22.03.2017, 08:56 Uhr

Vorwärts kann 0:3-Rückstand noch ausgleichen

Bereits zur Pause lagen die Steyrer 0:3 zurück; die Partie schien frühzeitig entschieden zu sein. (Foto: SKV/Bota)

Ein denkwürdiges Spiel lieferte der SK Vorwärts im Nachtrag am Dienstagabend, 21. März, gegen den SV Lafnitz.

STEYR. Die Heimischen liegen zur Pause 0:3 zurück und schaffen nach einer starken zweiten Halbzeit noch ein 3:3. Dieses Kunststück ist den Rot-Weißen zuletzt am 10. April 1999 gegen Rapid Wien gelungen.

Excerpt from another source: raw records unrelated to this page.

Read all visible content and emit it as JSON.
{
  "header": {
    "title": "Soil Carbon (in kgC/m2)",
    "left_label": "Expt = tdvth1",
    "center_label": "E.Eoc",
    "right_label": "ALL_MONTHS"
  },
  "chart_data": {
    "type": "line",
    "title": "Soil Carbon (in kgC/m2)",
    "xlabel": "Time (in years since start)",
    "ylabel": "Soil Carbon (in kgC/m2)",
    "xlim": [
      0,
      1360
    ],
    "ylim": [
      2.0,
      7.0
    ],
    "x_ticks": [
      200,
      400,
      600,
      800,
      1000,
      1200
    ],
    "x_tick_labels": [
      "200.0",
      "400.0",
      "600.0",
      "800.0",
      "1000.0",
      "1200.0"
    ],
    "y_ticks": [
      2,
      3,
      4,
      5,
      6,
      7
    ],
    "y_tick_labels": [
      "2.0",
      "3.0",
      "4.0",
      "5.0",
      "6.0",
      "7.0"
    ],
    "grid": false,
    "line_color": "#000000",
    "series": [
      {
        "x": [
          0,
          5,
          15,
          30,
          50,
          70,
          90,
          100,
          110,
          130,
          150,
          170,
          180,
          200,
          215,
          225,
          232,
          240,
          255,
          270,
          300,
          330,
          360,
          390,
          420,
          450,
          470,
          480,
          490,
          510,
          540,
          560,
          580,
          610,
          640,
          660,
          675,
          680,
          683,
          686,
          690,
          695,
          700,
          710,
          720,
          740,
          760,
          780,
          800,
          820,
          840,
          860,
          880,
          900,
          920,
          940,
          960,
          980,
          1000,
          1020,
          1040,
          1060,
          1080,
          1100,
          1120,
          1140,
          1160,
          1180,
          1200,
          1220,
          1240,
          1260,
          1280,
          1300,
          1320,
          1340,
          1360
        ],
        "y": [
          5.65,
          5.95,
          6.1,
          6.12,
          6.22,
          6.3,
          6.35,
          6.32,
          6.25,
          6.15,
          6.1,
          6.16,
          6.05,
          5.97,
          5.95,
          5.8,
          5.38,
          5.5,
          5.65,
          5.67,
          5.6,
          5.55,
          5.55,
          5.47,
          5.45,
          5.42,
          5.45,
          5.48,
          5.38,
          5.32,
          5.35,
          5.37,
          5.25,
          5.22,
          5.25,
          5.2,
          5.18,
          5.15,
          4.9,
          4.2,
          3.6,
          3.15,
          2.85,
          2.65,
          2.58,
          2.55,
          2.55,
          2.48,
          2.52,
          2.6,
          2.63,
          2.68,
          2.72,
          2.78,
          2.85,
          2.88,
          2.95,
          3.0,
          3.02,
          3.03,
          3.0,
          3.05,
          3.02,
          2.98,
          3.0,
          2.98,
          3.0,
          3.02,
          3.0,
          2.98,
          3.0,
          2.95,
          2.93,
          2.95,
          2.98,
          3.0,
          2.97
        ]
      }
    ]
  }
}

Partie scheint zur Halbzeit entschieden

Die Gäste aus der Steiermark drücken zu Beginn aufs Tempo und zeigen ihre individuelle Klasse. Vorwärts kommt erst nach 20 Minuten besser ins Spiel, gerät dann aber durch einen Doppelschlag der Lafnitzer (29., 30.) mit 0:2 in Rückstand. Spätestens nach dem 0:3 durch Kröpfl, der mit einem prächtigen Schuss ins Kreuzeck trifft (44.), scheint die Partie entschieden.

Aufholjagd wird belohnt

Kurz nach der Pause lässt Frljuzec einen Sitzer auf das 0:4 aus. In der 54. Minute verlängert Nicolas Wimmer einen langen Ball per Kopf, Yusuf Efendioglu hebt das Spielgerät zum 1:3 in die Maschen. Durch den Treffer geht ein Ruck durch die Vorwärts-Elf, die nun Angriff um Angriff fährt. Michael Halbartschlager wird bei einem Eckball von Gschiel niedergestoßen, Schiedsrichter Fröhlacher gibt Elfmeter. Der Gefoulte tritt selbst an und verwandelt souverän zum 2:3 (60.).
In Minute 77 sieht Tieber wegen Tätlichkeit die Rote Karte. Vorwärts drückt auf den Ausgleich und wird in der 90. Minute belohnt. Stefan Gotthartsleitner zieht von der Außenlinie Richtung Strafraum und donnert den Ball aus 18 Metern via Innenstange genau zum 3:3 ins Eck. SK Vorwärts Steyr - SV Lafnitz 3:3 (0:3)
Trainer-Stimmen zum Spiel:
Gerald Scheiblehner: "In den ersten 15 Minuten hatten wir Probleme, danach wir ich gar nicht so unzufrieden mit der ersten Halbzeit. Wir haben vor den ersten beiden Toren haarsträubende Fehler gemacht. Man muss immer an seine Chance glauben. In der Pause habe ich der Mannschaft gesagt, dass sie ruhig weiterspielen soll. Es freut mich für die Burschen, dass wir noch einen Punkt geholt haben."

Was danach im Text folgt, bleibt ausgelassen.